Reaching Level 3 requires evidence of a defined company-level process that is consistently tailored for individual projects. Teams that perform well on individual projects but can’t demonstrate a documented standard process, including tailoring records and cross-project performance data, will face findings during assessment.

How Jama Connect® Supports ASPICE 4.0

Teams preparing for ASPICE 4.0 assessments need a reliable way to keep links current across requirements, verification artifacts, change records, and downstream evidence. Jama Connect is a requirements and traceability platform with a built-in framework mapping to the ASPICE 4.0 Process Assessment Model, so automotive teams start from the structure assessors expect.

Live Traceability™ keeps upstream and downstream connections up to date across development artifacts and flags downstream items as suspect when an upstream requirement changes. That same workspace supports teams that need to satisfy both ASPICE and functional safety expectations, rather than reconciling evidence across disconnected tools.

Getting Your Team Ready for ASPICE 4.0 Assessments

ASPICE 4.0 rewards teams that treat documented process intent and connected evidence as outputs of everyday work, not as a scramble that starts when an assessment is scheduled. As automotive systems expand beyond software into hardware and machine learning, that habit is what separates a clean assessment from weeks of remediation. If your team is still assembling that evidence by hand before each assessment, you can keep the picture connected as you work and start a free 30-day trial to see how it holds up.

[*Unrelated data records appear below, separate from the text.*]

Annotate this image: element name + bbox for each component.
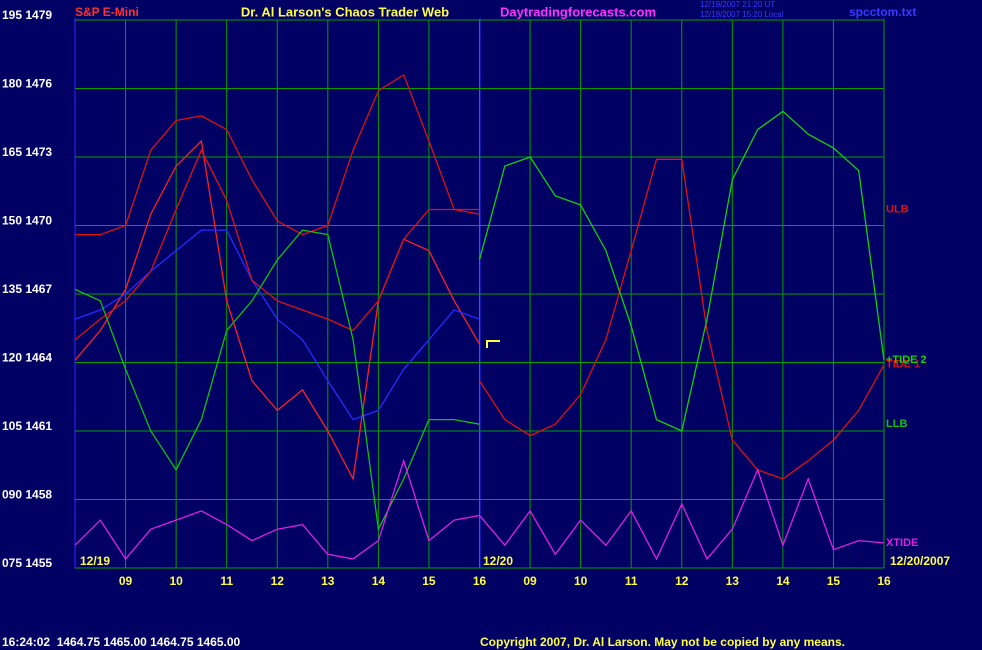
series-line <box>478 110 885 432</box>
x-tick-label: 13 <box>321 574 335 588</box>
x-tick-label: 11 <box>220 574 233 588</box>
series-line <box>74 139 481 481</box>
y-tick-label: 075 1455 <box>2 556 52 570</box>
x-tick-label: 16 <box>877 574 891 588</box>
x-tick-label: 15 <box>422 574 436 588</box>
date-label: 12/20/2007 <box>890 554 950 568</box>
date-label: 12/20 <box>483 554 513 568</box>
quote: 16:24:02 1464.75 1465.00 1464.75 1465.00 <box>2 635 241 649</box>
x-tick-label: 12 <box>675 574 689 588</box>
title: Dr. Al Larson's Chaos Trader Web <box>241 4 449 19</box>
series-line <box>74 229 480 421</box>
series-line <box>75 73 480 236</box>
series-line <box>74 148 480 341</box>
y-tick-label: 105 1461 <box>2 419 52 433</box>
x-tick-label: 14 <box>372 574 386 588</box>
series-line <box>74 458 885 561</box>
x-tick-label: 11 <box>625 574 638 588</box>
x-tick-label: 09 <box>523 574 537 588</box>
series-label: ULB <box>886 203 909 215</box>
y-tick-label: 120 1464 <box>2 351 52 365</box>
series-label: LLB <box>886 418 907 430</box>
marker <box>486 340 500 348</box>
series-label: +TIDE 2 <box>886 354 927 366</box>
series-label: TIDE 1 <box>886 359 920 371</box>
y-tick-label: 135 1467 <box>2 282 52 296</box>
symbol: S&P E-Mini <box>75 5 139 19</box>
x-tick-label: 10 <box>574 574 588 588</box>
y-tick-label: 090 1458 <box>2 488 52 502</box>
x-tick-label: 09 <box>119 574 133 588</box>
site: Daytradingforecasts.com <box>500 4 656 19</box>
date-label: 12/19 <box>80 554 110 568</box>
copyright: Copyright 2007, Dr. Al Larson. May not b… <box>480 635 845 649</box>
x-tick-label: 16 <box>473 574 487 588</box>
file-name: spcctom.txt <box>849 5 916 19</box>
y-tick-label: 150 1470 <box>2 214 52 228</box>
series-line <box>478 158 885 480</box>
timestamp: 12/19/2007 21:20 UT <box>700 0 775 9</box>
y-tick-label: 165 1473 <box>2 145 52 159</box>
series-line <box>74 229 480 532</box>
y-tick-label: 195 1479 <box>2 8 52 22</box>
x-tick-label: 12 <box>271 574 285 588</box>
x-tick-label: 14 <box>776 574 790 588</box>
y-tick-label: 180 1476 <box>2 77 52 91</box>
timestamp: 12/19/2007 15:20 Local <box>700 10 784 19</box>
x-tick-label: 15 <box>827 574 841 588</box>
x-tick-label: 13 <box>726 574 740 588</box>
series-label: XTIDE <box>886 537 918 549</box>
x-tick-label: 10 <box>169 574 183 588</box>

Frequently Asked Questions About ASPICE 4.0

What is the difference between ASPICE and ISO 26262?

ASPICE evaluates whether development processes are capable and repeatable. ISO 26262 specifies what functional safety activities and artifacts a project must produce based on risk classification (ASIL A through D). Achieving ASPICE Level 2 doesn’t imply ISO 26262 compliance, and meeting ISO 26262 requirements doesn’t guarantee any particular ASPICE capability level.

Is ASPICE mandatory for automotive suppliers?

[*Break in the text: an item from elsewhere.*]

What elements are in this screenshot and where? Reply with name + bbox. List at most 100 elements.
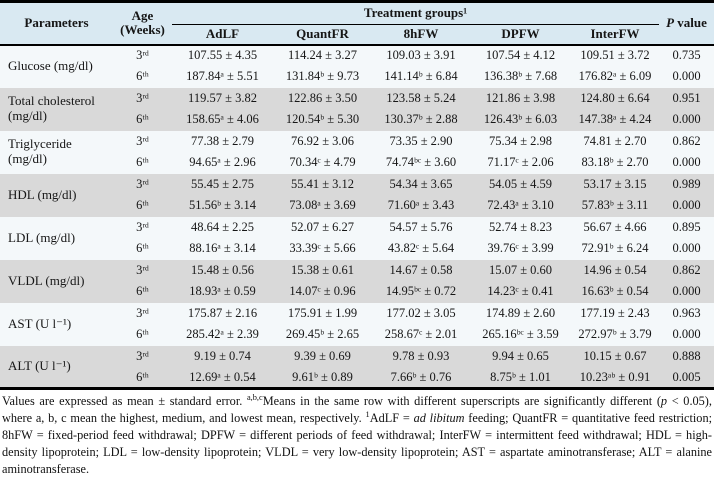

No law or regulation mandates ASPICE compliance. OEMs often impose ASPICE as a contractual requirement on Tier 1 and Tier 2 suppliers. Suppliers who can’t demonstrate the capability level specified in their OEM supply agreement risk disqualification from sourcing programs, which makes it necessary for most automotive supply chain positions.

What are the ASPICE capability levels?

There are six levels, rated per individual process, from Level 0 (Incomplete) through Level 5 (Innovating). Assessors rate each process independently using the NPLF scale across process attributes, and each level requires that all lower-level attributes be fully achieved before the target-level attributes are evaluated.

How does ASPICE 4.0 differ from version 3.1?

The scope expanded from software to broader system coverage, adding Hardware Engineering, Machine Learning Engineering, and Validation process groups. Roughly ten processes were removed and ten added, and the measurement framework and Level 3 guidance were reworked. Adoption of the 4.0 model is now underway across the industry.

This article was authored by Mario Maldari and published on June 26, 2026.